The 58-year-old US actor was controversially presented with the prestigious Donostia lifetime achievement award at this year's ceremony, where he took to the stage to condemn cancel culture amid his ongoing legal woes with ex-wife Amber Heard.
In an unusual public statement off the back of his libel case loss against The Sun newspaper who had dubbed him a "wife beater", an unwavering Depp declared "no one is safe".
"It can be seen as an event in history that lasted for however long it lasted, this cancel culture, this instant rush to judgment based on what essentially amounts to polluted air," Depp said at the ceremony, Deadline reports.
"It's so far out of hand now that I can promise you that no one is safe. Not one of you.
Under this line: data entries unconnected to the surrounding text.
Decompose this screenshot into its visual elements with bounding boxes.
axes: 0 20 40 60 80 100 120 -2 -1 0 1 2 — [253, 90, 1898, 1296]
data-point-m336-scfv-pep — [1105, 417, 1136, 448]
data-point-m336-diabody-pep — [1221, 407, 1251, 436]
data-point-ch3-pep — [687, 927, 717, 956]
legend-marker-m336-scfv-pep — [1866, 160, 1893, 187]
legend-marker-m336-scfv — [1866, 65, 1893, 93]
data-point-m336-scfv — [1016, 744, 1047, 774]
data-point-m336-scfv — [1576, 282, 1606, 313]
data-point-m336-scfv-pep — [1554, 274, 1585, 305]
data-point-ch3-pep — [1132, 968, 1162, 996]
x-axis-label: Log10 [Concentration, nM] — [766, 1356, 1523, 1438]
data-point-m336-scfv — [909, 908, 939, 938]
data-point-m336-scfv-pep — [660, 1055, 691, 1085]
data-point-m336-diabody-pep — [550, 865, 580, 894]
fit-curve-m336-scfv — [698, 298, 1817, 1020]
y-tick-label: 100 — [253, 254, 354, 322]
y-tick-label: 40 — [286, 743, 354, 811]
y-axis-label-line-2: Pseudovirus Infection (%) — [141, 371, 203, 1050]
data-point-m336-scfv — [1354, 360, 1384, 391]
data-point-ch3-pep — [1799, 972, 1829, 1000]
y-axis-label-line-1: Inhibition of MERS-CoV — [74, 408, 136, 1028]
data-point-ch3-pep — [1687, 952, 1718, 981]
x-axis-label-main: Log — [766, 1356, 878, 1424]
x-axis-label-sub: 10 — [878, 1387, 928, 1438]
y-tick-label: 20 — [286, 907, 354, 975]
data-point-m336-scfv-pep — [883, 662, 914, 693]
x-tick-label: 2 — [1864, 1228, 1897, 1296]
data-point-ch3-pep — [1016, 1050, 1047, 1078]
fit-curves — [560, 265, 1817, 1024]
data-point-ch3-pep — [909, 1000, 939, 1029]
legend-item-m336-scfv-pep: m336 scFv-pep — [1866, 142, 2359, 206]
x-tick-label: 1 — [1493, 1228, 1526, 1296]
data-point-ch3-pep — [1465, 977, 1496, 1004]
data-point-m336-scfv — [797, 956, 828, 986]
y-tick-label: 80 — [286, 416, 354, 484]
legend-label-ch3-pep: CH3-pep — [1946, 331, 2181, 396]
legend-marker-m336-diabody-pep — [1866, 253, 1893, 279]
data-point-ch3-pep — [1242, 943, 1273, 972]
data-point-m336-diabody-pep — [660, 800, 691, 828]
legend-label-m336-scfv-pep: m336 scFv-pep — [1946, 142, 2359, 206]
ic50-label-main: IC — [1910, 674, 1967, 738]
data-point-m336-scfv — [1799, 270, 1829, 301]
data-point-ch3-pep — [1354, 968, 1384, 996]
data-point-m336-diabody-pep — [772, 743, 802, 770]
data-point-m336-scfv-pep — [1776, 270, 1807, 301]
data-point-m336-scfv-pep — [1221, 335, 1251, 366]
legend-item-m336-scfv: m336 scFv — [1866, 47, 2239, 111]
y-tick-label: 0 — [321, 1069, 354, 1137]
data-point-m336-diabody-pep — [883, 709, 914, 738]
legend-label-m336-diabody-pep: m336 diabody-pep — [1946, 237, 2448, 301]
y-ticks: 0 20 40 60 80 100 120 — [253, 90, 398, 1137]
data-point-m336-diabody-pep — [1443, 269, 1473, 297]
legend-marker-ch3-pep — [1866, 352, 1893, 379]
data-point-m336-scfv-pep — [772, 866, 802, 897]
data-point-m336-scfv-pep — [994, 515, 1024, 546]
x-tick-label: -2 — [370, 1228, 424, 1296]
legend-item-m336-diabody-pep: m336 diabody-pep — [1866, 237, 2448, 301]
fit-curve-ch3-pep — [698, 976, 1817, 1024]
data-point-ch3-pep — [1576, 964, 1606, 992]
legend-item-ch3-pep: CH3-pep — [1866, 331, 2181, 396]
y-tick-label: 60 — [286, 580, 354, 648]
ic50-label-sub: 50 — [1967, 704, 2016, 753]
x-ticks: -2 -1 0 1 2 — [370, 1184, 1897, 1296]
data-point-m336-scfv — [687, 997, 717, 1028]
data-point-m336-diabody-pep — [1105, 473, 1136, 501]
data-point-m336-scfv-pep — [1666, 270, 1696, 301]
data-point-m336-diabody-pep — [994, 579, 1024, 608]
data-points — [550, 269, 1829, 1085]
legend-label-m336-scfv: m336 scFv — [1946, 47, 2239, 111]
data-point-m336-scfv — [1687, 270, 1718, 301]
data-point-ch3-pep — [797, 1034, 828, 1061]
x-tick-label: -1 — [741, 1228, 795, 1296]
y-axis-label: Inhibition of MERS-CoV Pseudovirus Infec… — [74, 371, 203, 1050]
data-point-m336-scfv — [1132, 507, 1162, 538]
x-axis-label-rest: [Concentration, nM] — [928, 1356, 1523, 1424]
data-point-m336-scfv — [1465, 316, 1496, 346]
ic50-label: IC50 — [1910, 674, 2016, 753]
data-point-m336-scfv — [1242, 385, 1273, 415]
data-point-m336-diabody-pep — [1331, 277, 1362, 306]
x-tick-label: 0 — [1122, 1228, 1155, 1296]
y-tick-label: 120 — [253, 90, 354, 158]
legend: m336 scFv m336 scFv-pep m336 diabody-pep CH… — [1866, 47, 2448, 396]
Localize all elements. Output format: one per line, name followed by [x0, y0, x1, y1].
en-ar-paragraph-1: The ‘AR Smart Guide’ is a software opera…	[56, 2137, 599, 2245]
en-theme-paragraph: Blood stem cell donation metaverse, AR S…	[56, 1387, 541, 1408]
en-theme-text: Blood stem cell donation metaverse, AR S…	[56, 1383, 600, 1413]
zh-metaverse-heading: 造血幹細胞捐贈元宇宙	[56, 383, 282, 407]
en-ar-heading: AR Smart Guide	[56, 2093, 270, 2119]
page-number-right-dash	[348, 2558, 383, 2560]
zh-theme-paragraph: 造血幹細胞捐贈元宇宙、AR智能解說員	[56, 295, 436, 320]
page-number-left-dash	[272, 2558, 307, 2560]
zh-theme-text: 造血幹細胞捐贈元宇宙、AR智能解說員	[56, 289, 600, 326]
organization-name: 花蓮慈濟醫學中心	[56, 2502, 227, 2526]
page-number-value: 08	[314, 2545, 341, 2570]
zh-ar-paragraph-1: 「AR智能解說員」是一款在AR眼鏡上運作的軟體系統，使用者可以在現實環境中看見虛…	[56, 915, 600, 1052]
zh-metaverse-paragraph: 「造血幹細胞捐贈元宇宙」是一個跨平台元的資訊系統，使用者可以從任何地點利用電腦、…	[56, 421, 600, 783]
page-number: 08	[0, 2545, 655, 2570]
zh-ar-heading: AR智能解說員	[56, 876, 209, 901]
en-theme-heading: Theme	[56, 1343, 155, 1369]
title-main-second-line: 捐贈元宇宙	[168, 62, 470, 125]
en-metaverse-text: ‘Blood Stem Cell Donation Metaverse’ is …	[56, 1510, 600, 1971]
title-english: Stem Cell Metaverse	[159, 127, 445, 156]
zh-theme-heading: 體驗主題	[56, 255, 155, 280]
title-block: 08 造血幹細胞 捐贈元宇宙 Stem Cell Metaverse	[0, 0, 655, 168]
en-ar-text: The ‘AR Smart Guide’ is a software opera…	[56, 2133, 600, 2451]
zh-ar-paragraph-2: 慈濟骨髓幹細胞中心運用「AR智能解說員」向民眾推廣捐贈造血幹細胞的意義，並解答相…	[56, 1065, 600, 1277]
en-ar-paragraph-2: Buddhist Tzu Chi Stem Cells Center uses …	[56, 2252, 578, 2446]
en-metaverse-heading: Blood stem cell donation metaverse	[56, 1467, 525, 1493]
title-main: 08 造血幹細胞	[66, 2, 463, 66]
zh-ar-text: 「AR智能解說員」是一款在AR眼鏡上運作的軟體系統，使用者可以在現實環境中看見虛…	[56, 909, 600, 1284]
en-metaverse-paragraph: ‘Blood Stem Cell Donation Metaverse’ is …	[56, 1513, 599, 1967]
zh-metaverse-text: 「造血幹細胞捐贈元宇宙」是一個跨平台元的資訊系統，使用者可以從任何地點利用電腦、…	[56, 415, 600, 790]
No one out that door. No one is safe.
"It takes one sentence and there's no more ground, the carpet has been pulled. It's not just me that this has happened to, it's happened to a lot of people.
"This type of thing has happened to women, men. Children have suffered from various types of unpleasantries. Sadly at a certain point, they begin to think that it's normal. Or that it's them. When it's not."
It's clear Depp was referencing his damaged reputation in Hollywood as a result of Heard's claims she was a victim of domestic abuse during their two-year marriage, which saw Depp forced to step down from Warner Bros' Fantastic Beasts franchise.
Depp has vehemently denied allegations he was abusive, and is suing Heard in a $70 million defamation case which goes to trial in the US in April 2022, regarding a Washington Post opinion piece Heard wrote about being a victim of domestic violence.
Heard, 35, is pursuing a $138 million counterclaim.
"It doesn't matter if a judgment, per se, has taken some artistic license. When there's an injustice, whether it's against you or someone you love, or someone you believe in — stand up, don't sit down, because they need you," Depp added in his speech.
At a press conference during the festival, Depp was slapped with questions as to how he felt about backlash that he was the recipient of the Donostia award – the ceremony's highest honour.
While the host of the conference shut down personal questions, Depp was more than willing to answer, admitting he was "worried" about attending because he "didn't want to offend anyone".
He also thanked organisers for their "undying support" and for "not buying what has been, for far too long, some notion of me that doesn't exist".
"I haven't done anything, I just make movies," Depp added.
Addressing his most famous role as Captain Jack Sparrow in Disney's Pirates of the Caribbean movies, Depp said the role could "never" be taken away from him.
Disney is reportedly planning more films in the Pirates franchise but Depp's involvement is still up in the air.